Dissolve scenes to the freezer section of the grocery. The turkey I wanted to buy was just out of my reach. Happens a lot, I’m a bit short on one end. So I stopped a young worker and asked him if he would please reach it for me. Nice man, he happily did so. As I approached the queue for the checkout the man working the area announced “If you want service, step up to the self checkout there are empty stations there”. Nice. If you want service, give it to yourself. He’s a nice bloke, has worked there for years and looks like he’s pretty tired, but so was I. If you have a backache, pushing a shopping trolley will only make it worse. They are designed with the centre of gravity for someone at least three inches taller than myself.
The trolley full of groceries, and I, arrived at my car in the parking lot to see that someone had pulled too closely to my car for me to easily get the groceries into the boot. I mean they were over the line by at least a foot. As I heaved the groceries, with a sore back, and wedged between my car boot and the car behind, all I could think was… the world is too much, sometimes.
What was that poem from my school days… someone named Wordsworth? How did that go??? Ah, yes, ‘the world is too much with us’. That was how he put it over two hundred years ago. I always think it is amazing when someone who lived centuries before us had similar thoughts and feelings. It connects us.
I came home and looked up the poem and thought I would share it with you (it’s short). He is lamenting that society is so caught up in itself, it has lost its connection with nature.
“The world is too much with us”
By William Wordsworth, 1802-1804
The world is too much with us; late and soon,
Getting and spending, we lay waste our powers:
Little we see in nature that is ours;
We have given our hearts away, a sordid boon!
The Sea that bares her bosom to the moon;
The Winds that will be howling at all hours
And are up-gathered now like sleeping flowers;
For this, for every thing, we are out of tune;
It moves us not. Great God! I’d rather be
A Pagan suckled in a creed out worn;
So might I, standing on this pleasant lea,
Have glimpses that would make me less forlorn;
Have sight of Proteus rising from the sea;
Or hear old Triton blow his wreathed horn.

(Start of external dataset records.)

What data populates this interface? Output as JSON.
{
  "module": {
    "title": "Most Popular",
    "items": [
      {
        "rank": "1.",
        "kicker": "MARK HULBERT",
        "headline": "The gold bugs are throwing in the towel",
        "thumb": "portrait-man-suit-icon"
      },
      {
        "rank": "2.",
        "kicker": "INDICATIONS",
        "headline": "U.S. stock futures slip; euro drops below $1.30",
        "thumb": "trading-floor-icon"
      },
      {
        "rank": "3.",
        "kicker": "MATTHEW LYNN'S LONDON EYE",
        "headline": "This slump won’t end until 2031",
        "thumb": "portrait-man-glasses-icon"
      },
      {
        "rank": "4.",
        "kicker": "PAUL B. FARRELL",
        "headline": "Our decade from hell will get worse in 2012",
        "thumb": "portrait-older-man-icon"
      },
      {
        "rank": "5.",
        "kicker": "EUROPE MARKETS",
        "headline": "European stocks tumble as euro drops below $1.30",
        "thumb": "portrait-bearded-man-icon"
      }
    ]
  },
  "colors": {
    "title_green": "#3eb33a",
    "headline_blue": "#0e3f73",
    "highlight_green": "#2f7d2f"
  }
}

WW was saying that nature was in abundance all around people, but they saw little of it, were out of tune, while slaving away on material lives. ‘We have given our hearts away’ he says. So sad. And haven’t we come a long way since then?
Ummm, not so much.
Those of you leading a frenzied life with the onset of Thanksgiving, Christmas, Kwanzaa, Hanukkah and whatever else, try and do a little less. Take the time to watch the raindrops trailing down the window pane, or give the family pet an extra scratch and pat, or close your eyes and take a deep breath and let it out slowly.
This is me saying, two hundred years from now, let it be written, ‘the world is at peace with us, and we with it.’